Cohen v. Cohen, 34 Misc. 3d 1207A, 2012 N.Y. Misc. LEXIS 25 (Jan. 5, 2012)
In 1972, Stanley and Lorraine created a for-profit college known as Five Towns College and were its sole shareholders until 2002. In 1992, they created a grantor trust as part of a sophisticated estate plan. They had three children: Janet, David,, and Martin. The trust was intended to hold real property on which Five Towns College was to be located. Stanley was the president of the college. With a $900,000 down payment from Stanley, the trust financed the rest of the land purchase with a local industrial development agency bond and a loan from a local bank. Stanley paid off the mortgage over the next several years, taking back a promissory note from the trust in the amount of $2,454,670.
Under the terms of a lease agreement between the trust and the college, the college had an option to purchase the property at a specific point in the future at the higher of $3,000,000 or the fair market value of the property. The lease agreement was apparently amended to reduce the college’s option to purchase to the value of 30 vacant one-acre residential lots. Additionally, the college entered into a loan agreement with the trust for $10 million to be used for the exercise of its purchase option. Allegedly, the resulting debt was to be forgiven.
In 2002, Stanley and Lorraine created a family limited partnership for the purpose of transferring their stock in the college to their children. They gave six limited partnership shares and sold six limited partnership shares to each child, resulting in each child owning 22 percent of the limited partnership. For the six shares sold to each child, the child executed a promissory note. Allegedly, the college made distributions to the children, at Stanley’s direction, to enable the children to pay the interest on the notes.
In 2004, Lorraine died. According to David and Janet, Stanley began using his position as president of the college to pay himself large sums that would otherwise have been used to pay the children and make rent payments to the trust. In 2008, Stanley fired Janet as general counsel to the college. In retaliation, she petitioned the probate court for an accounting of the trust. Stanley then tried to remove her as a partner of the family limited partnership.
Meanwhile, David also filed an action against Stanley, seeking an accounting of the family limited partnership, removing Stanley from the partnership and restricting the powers of Stanley and the college to prevent any additional payments to Stanley. In 2009, Janet brought an additional action against Stanley, the college and its board of trustees, alleging breach of fiduciary duties.
In evidence presented to the court, many improprieties came to light. Both Janet and David presented sworn affidavits in which they claimed that Stanley was well aware of his children’s inability to repay the various promissory notes involved in the plan, and assured them that he would cause distributions to be made from the partnership for purposes of repaying the notes.
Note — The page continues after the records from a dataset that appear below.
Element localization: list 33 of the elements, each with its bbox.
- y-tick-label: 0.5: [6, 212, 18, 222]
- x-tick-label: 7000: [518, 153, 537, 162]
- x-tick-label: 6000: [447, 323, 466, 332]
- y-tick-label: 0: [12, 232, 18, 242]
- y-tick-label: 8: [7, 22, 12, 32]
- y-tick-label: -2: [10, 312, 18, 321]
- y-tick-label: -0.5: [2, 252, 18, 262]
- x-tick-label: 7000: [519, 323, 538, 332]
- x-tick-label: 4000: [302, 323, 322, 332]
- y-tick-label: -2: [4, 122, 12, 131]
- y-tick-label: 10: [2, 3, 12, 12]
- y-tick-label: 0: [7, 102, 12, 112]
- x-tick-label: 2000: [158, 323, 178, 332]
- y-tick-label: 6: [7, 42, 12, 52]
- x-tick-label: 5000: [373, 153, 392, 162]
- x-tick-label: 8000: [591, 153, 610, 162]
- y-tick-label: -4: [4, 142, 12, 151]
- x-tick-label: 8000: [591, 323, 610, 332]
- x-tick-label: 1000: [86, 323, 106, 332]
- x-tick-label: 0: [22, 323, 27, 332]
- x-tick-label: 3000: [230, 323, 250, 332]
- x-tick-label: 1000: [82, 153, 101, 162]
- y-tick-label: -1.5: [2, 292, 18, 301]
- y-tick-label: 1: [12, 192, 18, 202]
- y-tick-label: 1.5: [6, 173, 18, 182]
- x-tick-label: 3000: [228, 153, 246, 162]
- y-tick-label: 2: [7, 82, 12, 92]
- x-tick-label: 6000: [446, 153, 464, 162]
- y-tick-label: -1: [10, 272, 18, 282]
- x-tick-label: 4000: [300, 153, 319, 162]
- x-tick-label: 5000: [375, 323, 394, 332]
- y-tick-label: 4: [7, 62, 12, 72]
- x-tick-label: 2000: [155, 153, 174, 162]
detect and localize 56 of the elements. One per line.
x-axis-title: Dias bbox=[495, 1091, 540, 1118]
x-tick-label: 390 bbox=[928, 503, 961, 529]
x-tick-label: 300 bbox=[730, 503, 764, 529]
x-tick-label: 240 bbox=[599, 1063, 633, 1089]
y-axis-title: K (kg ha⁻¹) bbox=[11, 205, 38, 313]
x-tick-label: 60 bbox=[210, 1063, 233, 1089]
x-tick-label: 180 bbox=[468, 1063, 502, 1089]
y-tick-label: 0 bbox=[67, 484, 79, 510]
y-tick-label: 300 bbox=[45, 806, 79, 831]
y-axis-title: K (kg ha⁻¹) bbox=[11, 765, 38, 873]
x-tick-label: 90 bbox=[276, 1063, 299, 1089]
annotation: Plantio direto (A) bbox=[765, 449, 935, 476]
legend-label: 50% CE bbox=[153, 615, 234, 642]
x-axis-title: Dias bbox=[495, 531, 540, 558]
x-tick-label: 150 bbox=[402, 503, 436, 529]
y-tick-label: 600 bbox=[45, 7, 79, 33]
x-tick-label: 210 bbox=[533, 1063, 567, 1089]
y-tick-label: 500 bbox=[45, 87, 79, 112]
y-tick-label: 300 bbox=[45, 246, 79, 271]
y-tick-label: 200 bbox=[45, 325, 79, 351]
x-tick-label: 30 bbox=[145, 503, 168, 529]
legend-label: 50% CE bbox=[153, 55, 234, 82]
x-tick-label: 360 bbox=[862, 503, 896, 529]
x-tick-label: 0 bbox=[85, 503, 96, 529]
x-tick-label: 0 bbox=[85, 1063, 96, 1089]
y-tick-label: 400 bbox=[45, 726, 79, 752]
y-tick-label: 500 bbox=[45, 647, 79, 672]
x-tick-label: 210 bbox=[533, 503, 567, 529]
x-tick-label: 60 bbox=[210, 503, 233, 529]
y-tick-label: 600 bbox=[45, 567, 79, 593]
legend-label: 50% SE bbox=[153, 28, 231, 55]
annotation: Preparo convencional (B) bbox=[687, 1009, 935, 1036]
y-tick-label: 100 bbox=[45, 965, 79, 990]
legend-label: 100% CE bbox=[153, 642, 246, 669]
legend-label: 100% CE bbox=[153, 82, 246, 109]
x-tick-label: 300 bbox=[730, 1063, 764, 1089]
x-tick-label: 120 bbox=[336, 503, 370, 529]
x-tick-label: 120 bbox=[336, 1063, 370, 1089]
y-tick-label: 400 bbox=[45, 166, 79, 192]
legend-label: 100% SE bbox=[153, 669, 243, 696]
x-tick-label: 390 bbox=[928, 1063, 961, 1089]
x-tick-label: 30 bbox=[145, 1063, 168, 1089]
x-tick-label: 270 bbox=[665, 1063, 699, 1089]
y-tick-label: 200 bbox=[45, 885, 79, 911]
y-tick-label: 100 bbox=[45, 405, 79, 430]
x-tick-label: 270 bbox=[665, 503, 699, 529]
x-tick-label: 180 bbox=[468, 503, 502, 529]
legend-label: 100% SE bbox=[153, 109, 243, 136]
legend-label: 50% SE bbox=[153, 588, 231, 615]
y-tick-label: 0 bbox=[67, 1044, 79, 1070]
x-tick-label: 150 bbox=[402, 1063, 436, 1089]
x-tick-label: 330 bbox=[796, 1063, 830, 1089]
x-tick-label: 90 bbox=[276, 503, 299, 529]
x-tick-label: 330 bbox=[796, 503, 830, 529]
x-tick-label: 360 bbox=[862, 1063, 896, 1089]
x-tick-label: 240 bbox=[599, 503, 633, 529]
They also claimed that Stanley admitted the issuance of the notes was a formality intended to avoid gift tax liability. Stanley’s trust and estate lawyer presented an affidavit in which he disavowed knowledge of the sham transactions. According to the various affidavits, payments on the notes were not made from the children’s personal funds. Despite previous statements suggesting otherwise, David and Janet denied that tax fraud was the purpose of the family limited partnership and trust.
In 2011, the college and its board of trustees intervened in the actions brought by David and Janet, and moved for summary judgment dismissing their complaints. The college asserted that the purpose of the family limited partnership and the trust was tax fraud, and that enforcement of the partnership agreement and trust agreement would result in judicial enforcement of illegal contracts. Additionally, the college alleged that it paid salaries to the three children and to Stanley, which were taxed only as personal income and not as profits of the family limited partnership as required by Internal Revenue Code § 162(a)(1).
David and Janet challenged the college’s intervention, arguing that the college lacked standing to challenge the enforceability of the partnership and trust agreements. They also argued that even if the underlying transactions resulted in the imposition of the gift tax, the failure of Stanley and Lorraine to pay gift tax would not affect the enforceability of the partnership and trust agreements. They also argued that the college came to the court with unclean hands because the college was aware of Stanley’s actions and aided him in the implementation of the plan. Finally, given that the college knew of the agreements since 1992 and 2004, they argued that the college was barred by laches for waiting until late 2010 to bring its motion. As part of their challenge, David and Janet asked for sanctions against the college for its motion.
The Supreme Court of New York for Suffolk County, although sympathetic to the college’s arguments, ultimately dismissed the college’s motion for summary judgment. The court held that the issue of standing was not relevant to the proceeding, because New York case law permits a court to allow a motion based on illegality that invokes principles of public policy, regardless of the movant’s standing. The court also dismissed David and Janet’s argument that the college’s motion was barred by the doctrine of unclean hands and laches, because public policy prevented the court from ignoring the potential illegality of Stanley and Lorraine’s estate plan. Despite its rejection of David and Janet’s challenges to the college’s motion for summary judgment, the court concluded that David and Janet had raised genuine disputes as to material facts — particularly, the legitimacy of the partnership and trust. The court dismissed the college’s motion for summary judgment but also dismissed the motions for sanctions against the college, noting that the issues raised by the college were far from frivolous.